This week we celebrated one of my favorite holidays — April Fools' Day.
I'm not one to pull a lot of April Fools' Day pranks. It's not because I don't have ideas, it's mostly because I don't, personally, like being messed with. I figure if I start pulling pranks on others, they'll start pulling them on me and that is not a precedent I want to set.
And so I've never pulled my absolute favorite April Fools' prank, though I've been tempted many times. Seeing as I don't plan on pulling it, I'll tell you all what it is.
It's an office prank. You take a paperclip and place it on the copy machine and run about 50 copies off with the paperclip printed on them. Then you take that paper and put it back in the tray and remove the paperclip. Now every person who makes a copy will have a paperclip on their copy as well. They'll tear the copier apart trying to find where the paperclip is stuck. I think it's great, but I'm too afraid of pulling it and getting in trouble after the fact.
So while I don't pull many pranks myself, I love seeing the ones others pull. The internet is generally my favorite place on April Fools' Day. You never know what is real and what is fake. Google has had some great April Fools' Day jokes. The best ones, in my opinion, are the ones that are just realistic enough that you believe them for a few seconds, but ridiculous enough that you realize it's definitely a joke pretty quickly.
One of my favorite companies did one even better several years ago, however. I've written before about wanting to get into racing simulations with iRacing. If you're not familiar with iRacing, it started out as a racing simulator for a few series, including NASCAR, and over the years it has added everything from IndyCar to RallyCross to offroad trucks. It started out with only asphalt series, and on April Fools' Day several years ago, the company released a trailer teasing that it was going to release a dirt racing series.
They let it sit there for a while, with everyone assuming it was an April Fools' joke, and then a few weeks later it was revealed that it wasn't a joke at all. I thought that was a great way to do it. Make it a joke, but then surprise everyone with the joke being that it wasn't a joke at all.
One place I don't feel April Fools' jokes are appropriate, however, is in the newspaper. I've seen many newspapers attempt April Fools' jokes on their pages or on their websites. I've been a part of a few of them in my past, but in protest.
Newspapers are here for people to get information about what is going on in their community. It is our job to provide factual and accurate information to the best of our knowledge and ability. How can we do that if we're running a fake story in the newspaper?

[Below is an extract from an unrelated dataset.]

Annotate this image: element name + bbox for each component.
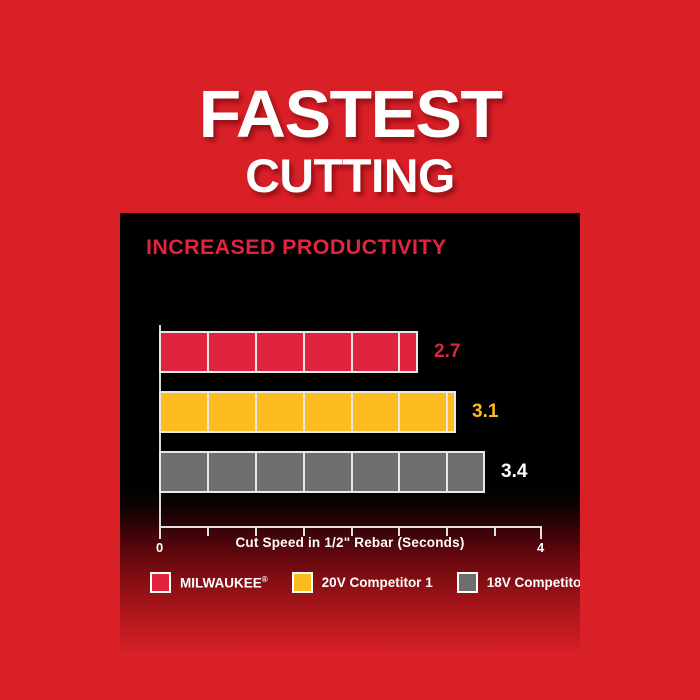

For one, I believe the space in the newspaper is too valuable to waste on a fake story. A lot of these stories appear on the front page, but on a daily basis my staff and I have to make the difficult decision about what we should run on the front page here in the Tribune, and almost daily there is something left off that could have been on the front. Why would I waste that space with something that isn't even real? How is that providing a service to the reader?
In addition, in this era of "fake news," there is absolutely no reason to add fuel to the fire. When I worked at a paper that ran April Fools' stories, the entire paper that week was a waste. No one believed any of the stories in the paper, because if one was an April Fools' joke, they probably all were.
Being a journalist is a constant fight for credibility, and intentionally running a fake news story in a sorry attempt to be funny is a disservice not only to your publication, but to all the others that choose not to participate.
In the end, what does an April Fools' joke do? It makes a fool out of the person who believes it, hence the name. I don't want to make my readers out to be fools. That's not my goal in this job.
So leave the jokes to the actual comedians, the ones whose job it is to be funny, and let's do what we do best — provide our readers with facts and accurate information.